Help with stable OC'ing EVGA GTX 970 SSC ACX 2.0

BlueWonder

Reputable
Apr 23, 2015
36
0
4,530
Got my new GTX 970 not too long ago and the performance has been great at 1080p running everything at over 60 FPS no problem. But with lots of sales on 1440p monitors, I thought I might go upgrade from my old monitor to that but the GTX 970 is king for 1080p and I might need some extra power to step up to 1440p. That's where you guys come in to help me out with OC'ing so I don't fuck up and lose my warranty. My specs are:

CPU: i5 4690k @3.5 GHZ
GPU: EVGA GTX 970 SSC ACX 2.0
Motherboard: MSI ATX DDR3 2600 LGA 1150 Motherboards Z97-G45 GAMING

I would do it myself, but hopefully somebody with similar specs can tell me what they've got their rig OC'ed at so I can base it on my own

Again, thanks in advance for the help, this community has always helped me with whatever I needed help with and I appreciate it.

Cheers!
 

Tosscar

Reputable
Sep 20, 2015
17
0
4,510
Hey dude,

Download MSI afterburner or something for your overclocking. Works a fuckin' treat.

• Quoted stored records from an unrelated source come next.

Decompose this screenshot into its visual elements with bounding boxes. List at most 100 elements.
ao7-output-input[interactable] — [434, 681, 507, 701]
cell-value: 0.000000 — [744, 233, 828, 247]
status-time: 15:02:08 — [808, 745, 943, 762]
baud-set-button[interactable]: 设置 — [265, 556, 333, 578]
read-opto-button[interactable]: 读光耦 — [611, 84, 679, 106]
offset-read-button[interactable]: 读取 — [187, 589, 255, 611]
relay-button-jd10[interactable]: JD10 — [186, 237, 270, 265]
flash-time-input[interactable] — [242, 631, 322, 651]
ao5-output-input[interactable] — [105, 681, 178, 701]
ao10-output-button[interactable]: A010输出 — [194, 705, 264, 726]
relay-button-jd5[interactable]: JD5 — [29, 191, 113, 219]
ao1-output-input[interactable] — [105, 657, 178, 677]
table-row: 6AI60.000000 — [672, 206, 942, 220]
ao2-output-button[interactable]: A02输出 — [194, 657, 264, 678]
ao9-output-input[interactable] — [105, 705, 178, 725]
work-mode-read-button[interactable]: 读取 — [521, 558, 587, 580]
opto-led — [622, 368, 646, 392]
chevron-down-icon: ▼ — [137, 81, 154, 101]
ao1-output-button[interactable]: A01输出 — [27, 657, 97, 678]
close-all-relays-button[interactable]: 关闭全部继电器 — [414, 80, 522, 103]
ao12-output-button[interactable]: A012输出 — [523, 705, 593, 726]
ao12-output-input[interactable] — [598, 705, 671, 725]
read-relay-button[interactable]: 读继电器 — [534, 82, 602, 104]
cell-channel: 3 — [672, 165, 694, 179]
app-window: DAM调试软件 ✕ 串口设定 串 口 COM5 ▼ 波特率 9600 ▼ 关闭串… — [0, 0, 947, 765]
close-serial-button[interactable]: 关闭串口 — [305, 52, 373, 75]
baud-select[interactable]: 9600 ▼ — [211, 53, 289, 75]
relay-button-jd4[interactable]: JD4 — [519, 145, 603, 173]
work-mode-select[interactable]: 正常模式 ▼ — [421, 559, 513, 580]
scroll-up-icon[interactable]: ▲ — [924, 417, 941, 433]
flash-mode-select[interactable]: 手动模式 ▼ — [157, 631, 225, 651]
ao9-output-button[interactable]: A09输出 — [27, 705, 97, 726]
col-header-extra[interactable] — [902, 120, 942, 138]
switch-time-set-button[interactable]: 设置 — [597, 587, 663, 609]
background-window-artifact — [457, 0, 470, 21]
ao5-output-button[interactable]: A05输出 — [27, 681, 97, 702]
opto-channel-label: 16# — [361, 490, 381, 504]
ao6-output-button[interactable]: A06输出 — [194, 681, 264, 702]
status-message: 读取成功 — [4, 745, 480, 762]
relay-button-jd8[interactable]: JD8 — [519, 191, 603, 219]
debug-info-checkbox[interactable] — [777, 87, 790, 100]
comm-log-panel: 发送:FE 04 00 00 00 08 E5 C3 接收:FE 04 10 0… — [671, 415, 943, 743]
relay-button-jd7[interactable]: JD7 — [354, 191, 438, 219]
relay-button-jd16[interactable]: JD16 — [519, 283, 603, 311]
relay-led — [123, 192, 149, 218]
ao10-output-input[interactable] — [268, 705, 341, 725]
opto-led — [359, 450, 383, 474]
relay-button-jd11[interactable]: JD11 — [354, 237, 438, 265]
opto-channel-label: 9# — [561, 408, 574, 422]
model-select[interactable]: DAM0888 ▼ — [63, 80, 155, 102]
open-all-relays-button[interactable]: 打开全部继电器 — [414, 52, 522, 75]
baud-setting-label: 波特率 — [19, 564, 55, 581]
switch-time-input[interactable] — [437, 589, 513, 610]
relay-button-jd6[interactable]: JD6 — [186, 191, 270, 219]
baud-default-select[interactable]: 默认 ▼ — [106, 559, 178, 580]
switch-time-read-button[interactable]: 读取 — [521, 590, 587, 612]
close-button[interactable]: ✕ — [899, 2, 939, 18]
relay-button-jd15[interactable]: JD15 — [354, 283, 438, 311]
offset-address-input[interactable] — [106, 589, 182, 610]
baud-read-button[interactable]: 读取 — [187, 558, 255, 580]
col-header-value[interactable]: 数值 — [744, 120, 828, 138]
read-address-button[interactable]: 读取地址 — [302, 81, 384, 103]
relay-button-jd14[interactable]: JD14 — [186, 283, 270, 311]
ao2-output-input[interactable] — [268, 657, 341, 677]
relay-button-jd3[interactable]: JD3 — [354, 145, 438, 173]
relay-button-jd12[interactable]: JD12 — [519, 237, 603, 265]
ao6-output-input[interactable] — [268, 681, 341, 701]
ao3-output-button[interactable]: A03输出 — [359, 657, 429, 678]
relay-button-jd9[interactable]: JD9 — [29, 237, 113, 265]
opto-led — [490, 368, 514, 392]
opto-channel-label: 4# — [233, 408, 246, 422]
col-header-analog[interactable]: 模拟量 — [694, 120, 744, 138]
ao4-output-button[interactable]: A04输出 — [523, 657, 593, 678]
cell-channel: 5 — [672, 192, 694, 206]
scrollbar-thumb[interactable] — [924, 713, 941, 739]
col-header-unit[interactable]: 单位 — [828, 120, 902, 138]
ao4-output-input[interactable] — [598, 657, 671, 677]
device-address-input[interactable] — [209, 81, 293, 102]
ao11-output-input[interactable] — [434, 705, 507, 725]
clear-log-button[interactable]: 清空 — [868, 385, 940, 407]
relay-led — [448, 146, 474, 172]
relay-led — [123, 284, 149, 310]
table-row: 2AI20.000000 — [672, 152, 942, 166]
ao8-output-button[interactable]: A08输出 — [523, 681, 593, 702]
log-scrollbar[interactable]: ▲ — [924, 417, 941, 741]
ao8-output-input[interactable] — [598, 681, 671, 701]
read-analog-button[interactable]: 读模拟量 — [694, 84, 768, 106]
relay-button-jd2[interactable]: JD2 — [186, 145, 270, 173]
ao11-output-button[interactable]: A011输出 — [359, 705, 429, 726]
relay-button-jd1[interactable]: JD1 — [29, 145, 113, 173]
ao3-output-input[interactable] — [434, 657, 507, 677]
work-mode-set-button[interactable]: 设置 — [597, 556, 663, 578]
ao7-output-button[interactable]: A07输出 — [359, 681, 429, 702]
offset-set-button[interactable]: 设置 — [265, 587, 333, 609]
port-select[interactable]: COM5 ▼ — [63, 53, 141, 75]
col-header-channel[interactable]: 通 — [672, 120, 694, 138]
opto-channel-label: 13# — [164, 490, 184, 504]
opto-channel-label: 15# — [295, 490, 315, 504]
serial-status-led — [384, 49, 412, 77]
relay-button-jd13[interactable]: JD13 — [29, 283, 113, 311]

Start off by upping the clocks without touching the voltage, in increments of 15 mhZ for your core. If you don't touch the voltage, you can't fry the card. Run a program like Unigen Heaven to check frame rate boosts / scan for artifacts etc.

Once you reach a point where you can't up the clocks without inducing artifacts, bump the volts up by 5 or 10 and keep going. Your card should have a limit set on voltage, it is extremely difficult to fry modern GPU's without tampering with the bios because of how effective their security mechanisms are.

 

KKAW

Admirable


Use the safe overclocking guide on the bottom right of this reply for great overclocking results.
 

Reaper_7799

Distinguished
Anything you change through afterburner wont fry your card so no need to be afraid of that, the max voltage it allows is not a lot. Evga is also really good about overclocking and changing bios and changing coolers and still honoring warranty so you're good there.

Do what toscar said and after you get everything stable, you can go into nvidia control panel and check all the boxes for dsr factors and then you can run some tests at 1440P. Just change the resolution in game to 2560x1440 and it will render at 1440p so the fps numbers and such will be almost exactly the same as they would if you had the monitor hooked up so you can get an idea of how it will perform.

EDIT: You'll notice even on a 1080P monitor that you wont need as much AA and such as you would at true 1080P so make sure to turn it down because it affects performance quite a bit.